For working creators building AI products, the Toolkit is the answer to a common Friday question: how do we get our knowledge base into the agent without rewriting the chunker? You ingest, you index, you evaluate, you ship.

Key Details

Search Toolkit handles BM25 sparse retrieval, dense embedding retrieval, and hybrid configurations out of the box. The evaluation harness includes recall, precision, MRR, and NDCG against custom test sets. Primary use cases the team highlights: enterprise search across document repositories, RAG systems that need to isolate retrieval quality from generation quality, domain-specific retrieval for specialized terminology, and agent-powered systems that need indexed search alongside live data via Mistral's main API docs.

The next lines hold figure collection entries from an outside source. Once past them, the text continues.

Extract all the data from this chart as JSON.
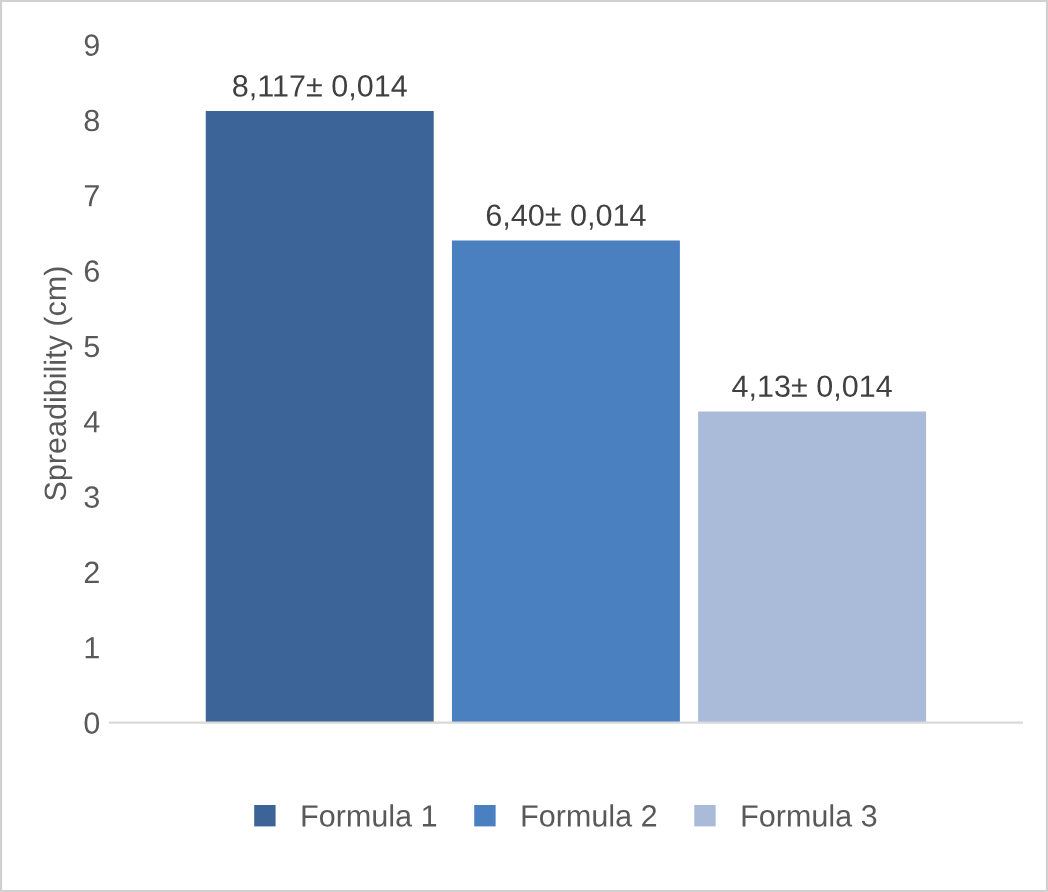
{
  "chart_data": {
    "type": "bar",
    "ylabel": "Spreadibility (cm)",
    "categories": [
      null
    ],
    "series": [
      {
        "name": "Formula 1",
        "color": "#3c6499",
        "values": [
          8.117
        ],
        "value_labels": [
          "8,117± 0,014"
        ]
      },
      {
        "name": "Formula 2",
        "color": "#4a7fc0",
        "values": [
          6.4
        ],
        "value_labels": [
          "6,40± 0,014"
        ]
      },
      {
        "name": "Formula 3",
        "color": "#a9bbd9",
        "values": [
          4.13
        ],
        "value_labels": [
          "4,13± 0,014"
        ]
      }
    ],
    "ylim": [
      0,
      9
    ],
    "yticks": [
      0,
      1,
      2,
      3,
      4,
      5,
      6,
      7,
      8,
      9
    ],
    "grid": false,
    "legend": "bottom"
  }
}
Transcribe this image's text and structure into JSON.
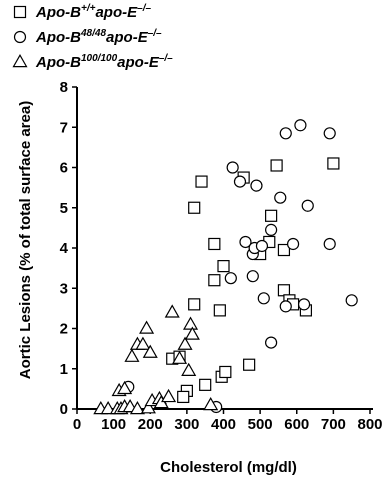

Pricing for the toolkit itself is open source (no fee), with usage costs accruing only to whatever inference and storage providers you bind it to. The starter app uses Vespa by default but the retrieval interface is provider-agnostic. Mistral did not publish a public benchmark suite at launch, so teams will need to evaluate against their own test sets to compare against LlamaIndex, LangChain RAG, or DSPy's retrieval modules.

What to Do Next

If you are building RAG for a creator tool, an agent, or an internal knowledge product, clone the starter template this week and run it against your existing dataset. The win is the eval harness: you can finally measure whether your retrieval is actually better after a config change, instead of guessing from anecdotal queries. Pair it with the rest of Mistral's open-source stack if you want a fully self-hosted pipeline.